Affection for the Desert
She went to a Benedictine Monastery in New Mexico,
called the Monastery of Christ in the Desert,
and sent me a medallion of Benedict,
an amber cross and several photographs
of desert life, but, of course, I live
in a semi-arid desert and the photographs
looked fairly similar, desert poppies, cacti,
sagebrush, and, still, I wished Id been there
with her; wished Id photographed
dried chillies on a backstreet near the plaza,
wished Id roamed through Pueblo architecture;
through the narrow passageways
and hidden courtyards of Santa Fe, New Mexico.

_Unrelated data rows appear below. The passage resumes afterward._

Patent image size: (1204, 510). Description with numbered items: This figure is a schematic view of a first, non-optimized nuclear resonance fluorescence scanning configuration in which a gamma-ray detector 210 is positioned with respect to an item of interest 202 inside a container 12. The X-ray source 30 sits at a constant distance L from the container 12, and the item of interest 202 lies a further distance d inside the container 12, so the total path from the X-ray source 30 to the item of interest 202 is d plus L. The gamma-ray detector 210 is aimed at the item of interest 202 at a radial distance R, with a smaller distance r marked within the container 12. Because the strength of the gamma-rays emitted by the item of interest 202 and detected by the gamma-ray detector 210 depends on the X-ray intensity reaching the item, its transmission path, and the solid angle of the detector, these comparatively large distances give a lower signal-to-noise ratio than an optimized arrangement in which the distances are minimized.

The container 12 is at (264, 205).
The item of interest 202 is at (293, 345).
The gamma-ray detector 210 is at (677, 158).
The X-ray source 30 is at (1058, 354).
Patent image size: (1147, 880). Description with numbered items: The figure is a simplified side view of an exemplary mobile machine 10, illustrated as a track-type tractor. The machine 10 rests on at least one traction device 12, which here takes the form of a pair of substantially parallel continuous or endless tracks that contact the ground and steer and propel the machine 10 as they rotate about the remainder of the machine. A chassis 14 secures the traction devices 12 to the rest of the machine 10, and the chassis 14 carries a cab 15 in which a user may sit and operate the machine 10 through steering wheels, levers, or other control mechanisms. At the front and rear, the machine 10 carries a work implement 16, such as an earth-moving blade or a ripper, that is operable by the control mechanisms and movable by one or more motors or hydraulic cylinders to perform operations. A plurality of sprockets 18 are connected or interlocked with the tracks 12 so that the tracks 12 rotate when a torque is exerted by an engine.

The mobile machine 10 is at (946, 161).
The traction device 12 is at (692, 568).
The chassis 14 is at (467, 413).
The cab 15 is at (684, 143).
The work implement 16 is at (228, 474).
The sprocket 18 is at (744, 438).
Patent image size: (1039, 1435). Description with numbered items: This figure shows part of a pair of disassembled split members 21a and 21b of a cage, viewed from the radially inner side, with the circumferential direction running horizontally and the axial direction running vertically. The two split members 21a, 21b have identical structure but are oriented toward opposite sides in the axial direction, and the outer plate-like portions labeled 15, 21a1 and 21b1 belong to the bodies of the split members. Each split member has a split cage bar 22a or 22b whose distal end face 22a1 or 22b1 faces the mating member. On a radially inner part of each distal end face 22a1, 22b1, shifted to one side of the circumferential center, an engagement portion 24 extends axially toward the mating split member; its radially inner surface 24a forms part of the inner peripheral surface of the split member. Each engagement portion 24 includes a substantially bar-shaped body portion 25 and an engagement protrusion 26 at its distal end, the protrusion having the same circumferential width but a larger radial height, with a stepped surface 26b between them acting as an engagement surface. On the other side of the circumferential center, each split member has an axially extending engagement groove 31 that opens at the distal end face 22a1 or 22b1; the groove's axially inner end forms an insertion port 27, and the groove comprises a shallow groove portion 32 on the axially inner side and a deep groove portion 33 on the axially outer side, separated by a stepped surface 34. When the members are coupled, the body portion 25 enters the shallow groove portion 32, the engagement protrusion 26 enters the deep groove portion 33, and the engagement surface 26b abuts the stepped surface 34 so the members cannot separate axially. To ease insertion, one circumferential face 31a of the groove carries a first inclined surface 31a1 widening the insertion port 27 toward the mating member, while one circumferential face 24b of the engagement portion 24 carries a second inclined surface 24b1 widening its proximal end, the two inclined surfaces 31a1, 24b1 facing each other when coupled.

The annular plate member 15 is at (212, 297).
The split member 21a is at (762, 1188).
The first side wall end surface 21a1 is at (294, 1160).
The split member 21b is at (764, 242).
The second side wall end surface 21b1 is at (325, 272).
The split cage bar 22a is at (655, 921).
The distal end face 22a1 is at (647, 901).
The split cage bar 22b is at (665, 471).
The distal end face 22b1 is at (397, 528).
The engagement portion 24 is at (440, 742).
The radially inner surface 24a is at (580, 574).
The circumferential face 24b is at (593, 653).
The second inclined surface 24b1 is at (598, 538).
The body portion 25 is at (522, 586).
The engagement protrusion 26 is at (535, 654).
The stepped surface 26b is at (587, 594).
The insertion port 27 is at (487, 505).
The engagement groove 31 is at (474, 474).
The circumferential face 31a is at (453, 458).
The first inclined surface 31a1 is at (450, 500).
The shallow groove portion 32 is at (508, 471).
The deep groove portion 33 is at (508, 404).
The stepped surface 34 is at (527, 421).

I live in the rolling high desert hills
nestled in the Thompson Nicola Valley.
Some locals say the bare-earthed brown hills
represent the northernmost point
of the Mohave Desert. I know the look
of Sagebrush Mariposa Lily, and the Prickly Pear Cactus.
I know the feel of this strange, small,
semi-arid desert, wild sunflowers in May,
blooming sagebrush covering the hills in autumn.
When she went to the Sahara Desert in Morocco
she sent me a postcard when she got to Fez
describing the Sahara as a sea of sand,
describing a caravan of camels,
noting she had seen the worlds largest desert,
and I closed my eyes and saw her riding a camel
with a slight, Moroccan named Barrah.
She wrote how he wanted her to come hide
with him behind a sand dune because he wanted
to kiss her, touch the blondeness of her hair,
the paleness of her skin, trace the blue veins
over her arms. I sent her a letter to San Sebastian
in Spain where it waited for her for over a month,
and described the second desert Id seen
when I was thirteen in Carcross, worlds smallest desert,
once a glacial lake. Pine trees growing on the outskirts
of sand dunes, remembered my surprise at discovering
one lonely cactus. Told her how I love the desert
because it bakes everything raw, burns the worst out of you,
cleans you to the bone, leaves you nothing to cling to,
nowhere to hide, and when you never expect it,
when you have given everything up doesnt God
come to you then, with manna, with promises,
with an oasis of palm trees, fruit, nectar, water, peace.